José Dávila se sitúa en el centro de los antagonismos para desplegar una obra que cabe comprender de acertada reinterpretación. Sus monumentos condensan varias tradiciones: no solo remiten a las primeras vanguardias y su carácter constructivista, sino que Minimalismo y Povera, conjugado con el neo-concretismo y la arquitectura emocional de Lygia Clark, son sin duda pilares de su estrategia.
Como punto axial, y ahí donde su formación como arquitecto sale a la palestra, es aquel que vertebra nuestra modernidad: la paradoja de que los intentos de utopía social llevados a cabo por las vanguardias depositasen en la máquina (fuerza de producción hipereficiente) todos sus anhelos y deseos. Es esta extraña afinidad, de la que el arte fue más que cómplice, la que Dávila rastrea y representa de varias maneras.
Entre ellas, la tensión y el equilibrio resultan catalizadores de primer orden. Tensión que remite a un equilibrio inestable que, a su vez, atraviesa la materialidad corpórea de la obra para referirse a la propia historia del arte. Y es que esta historia, la del arte, si pivota sobre algún núcleo, éste sería, sin duda, el de la interrelación de antagonismos que van diseminando una red de paradojas, un conjunto de contradicciones sobre la que la propia historia del arte es tejida y destejida.


Si la arquitectura se alió con los deseos utópicos de emancipación, es su propia materialidad, el efecto de gravedad, lo que en las piezas de Dávila hacen las veces de tensores socio-políticos inmunes a todo cambio. El deseo vuela pero toda forma de ponerlo en claro cae, nunca mejor dicho, por su propio peso.
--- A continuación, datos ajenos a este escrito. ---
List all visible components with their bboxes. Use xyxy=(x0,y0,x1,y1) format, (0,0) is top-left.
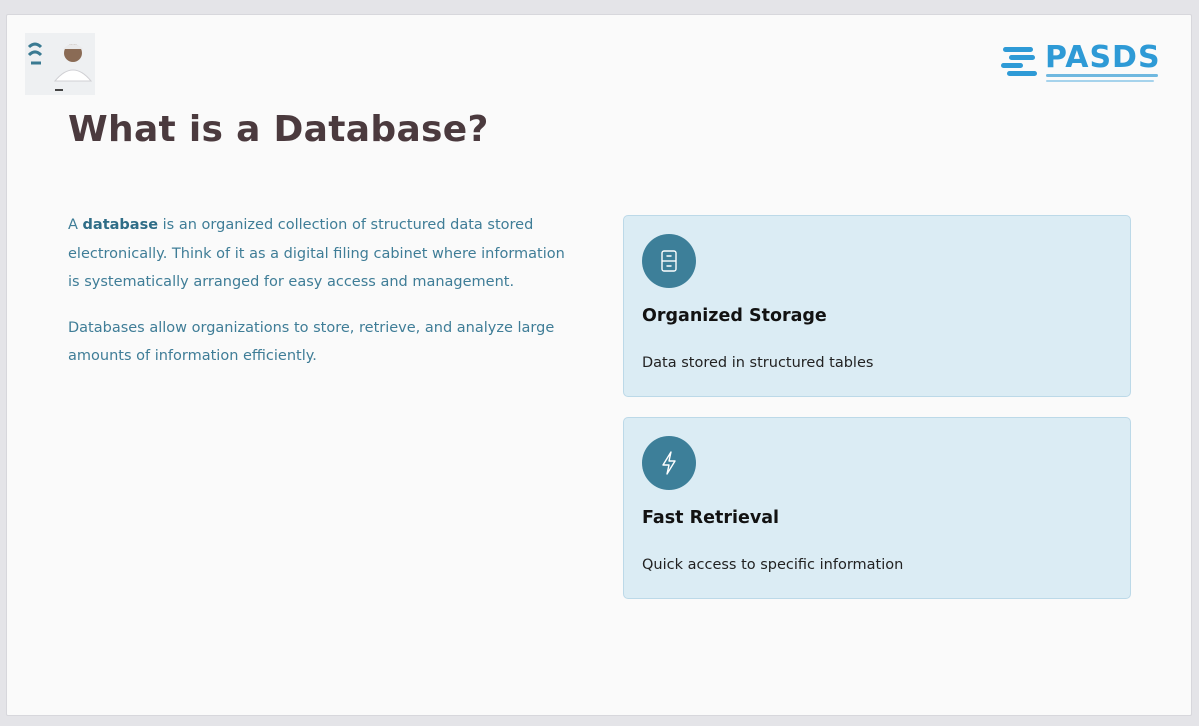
brand-name: PASDS xyxy=(1045,40,1161,75)
slide: PASDS What is a Database? A database is … xyxy=(6,14,1192,716)
card-title: Fast Retrieval xyxy=(642,508,780,528)
lightning-icon xyxy=(642,436,696,490)
presenter-avatar-icon xyxy=(25,33,95,95)
intro-p1-prefix: A xyxy=(68,217,83,233)
brand-tagline-arabic xyxy=(1046,74,1158,77)
intro-p1-bold-term: database xyxy=(82,217,159,233)
card-title: Organized Storage xyxy=(642,306,827,326)
intro-text: A database is an organized collection of… xyxy=(68,211,568,388)
slide-title: What is a Database? xyxy=(68,109,489,150)
file-cabinet-icon xyxy=(642,234,696,288)
feature-card-organized-storage: Organized Storage Data stored in structu… xyxy=(623,215,1131,397)
presenter-photo xyxy=(25,33,95,95)
feature-card-fast-retrieval: Fast Retrieval Quick access to specific … xyxy=(623,417,1131,599)
pasds-logo: PASDS xyxy=(1001,41,1161,85)
intro-paragraph-1: A database is an organized collection of… xyxy=(68,211,568,297)
card-description: Data stored in structured tables xyxy=(642,355,874,371)
card-description: Quick access to specific information xyxy=(642,557,904,573)
intro-paragraph-2: Databases allow organizations to store, … xyxy=(68,319,555,365)
pasds-mark-icon xyxy=(1001,47,1037,76)
brand-tagline-english xyxy=(1046,80,1154,82)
En este sentido, lo que parece vertebrar el trabajo de Dávila es el hecho de que la única representación megalómana hoy en día posible es la que remite a un extraño equilibrio por el cual el punto de máxima optimización es ahí donde parece que la catástrofe es inminente. De hecho, muchos teóricos afirman que vivimos en la sociedad del riesgo: ahí donde la relación entre probabilidad y consecuencias son totalmente desproporcionales. Es decir, una probabilidad casi nula para unas consecuencias devastadoras.
Sus piezas por lo tanto pueden comprenderse más que como esculturas como monumentos: la monumentalización de una espera, de un ya-sido que ha de apuntar al futuro. Por muchos que hayan sido los desafueros, por muchas que hayan sido las decepciones, habrá que seguir acogiendo la posibilidad de que, de una vez por todas, ocurra lo imposible. Monumento, por tanto, a una desespera que, aun con todo, debe acoger una esperanza. Así, aunque a punto de la eclosión, sus piezas son profecías abiertas a la posibilidad de que, de una vez por todas, y aunque sea de forma mínima, ocurra lo imposible. Sus piezas, en definitiva, están hechas como nuestros sueños: de noble material de desecho, de los restos del embalaje que pudimos salvar del naufragio.
En esta indecisa decisión por la que no sabemos si las obras señalan a la catástrofe futura o si, optimistamente, apuestan por, aun en extremis, salvar los muebles, lo que está claro es que la destrucción no es sino un momento más en el proceso de construcción. La larga sombra de Matta-Clark y el deseo de usar la arquitectura como modelo para cortar puede percibirse sin ninguna ambigüedad.
Y es que toda arquitectura, en el sentido de crear nuevos emplazamientos para la monumentalización, solo pueden pasar ya por el cortar, pulverizar, romper, etc. Igual que Rimbaud trazó su alquimia del verbo, la arquitectura ha de apostar por otra alquimia como motor del desajuste, otra alquimia donde los materiales, una vez perdida su funcionalidad, quedan como ejercicios poéticos de monumentalización.


Esta idea de corte como estrategia de crear la duda ahí donde la historia parecía cerrada –de alimentar el deseo ahí donde todo parecía gastado por la tropelía de la razón moderna– remite a otra de las estrategias preferidas del artista mexicano: la intervención en libros de historia del arte para, de la misma manera que en sus “monumentos” –y más allá del gesto de invitar al espectador a rellenar los huecos–, crear con los cortes y recortes una distorsión en la linealidad con la que creemos opera la historia del arte. Entre la memoria colectiva y la historia como producción hay una serie de imposiciones, de visibilidades, de nombres dados, que conforman una idea de la historia del arte pero que, como mucho, puede ser tan cierta como cualquier otra posible concatenación de narraciones. En este caso la “víctima” es el libro La infancia del arte de H.G. Spearing, publicado en 1913 y cuyo tema es el progreso, tema de moda en aquellos primeros años del siglo XX.
En definitiva, la obra de José Dávila, sus monumentos escultóricos, sus arquitecturas del riesgo, sus intervenciones en la historia del arte, aglutinan toda una serie de antagonismos que, como en el caso de Rodia, son liberados para dejar a la duda y al deseo (cómo señala el título de la exposición) avanzar sin límites.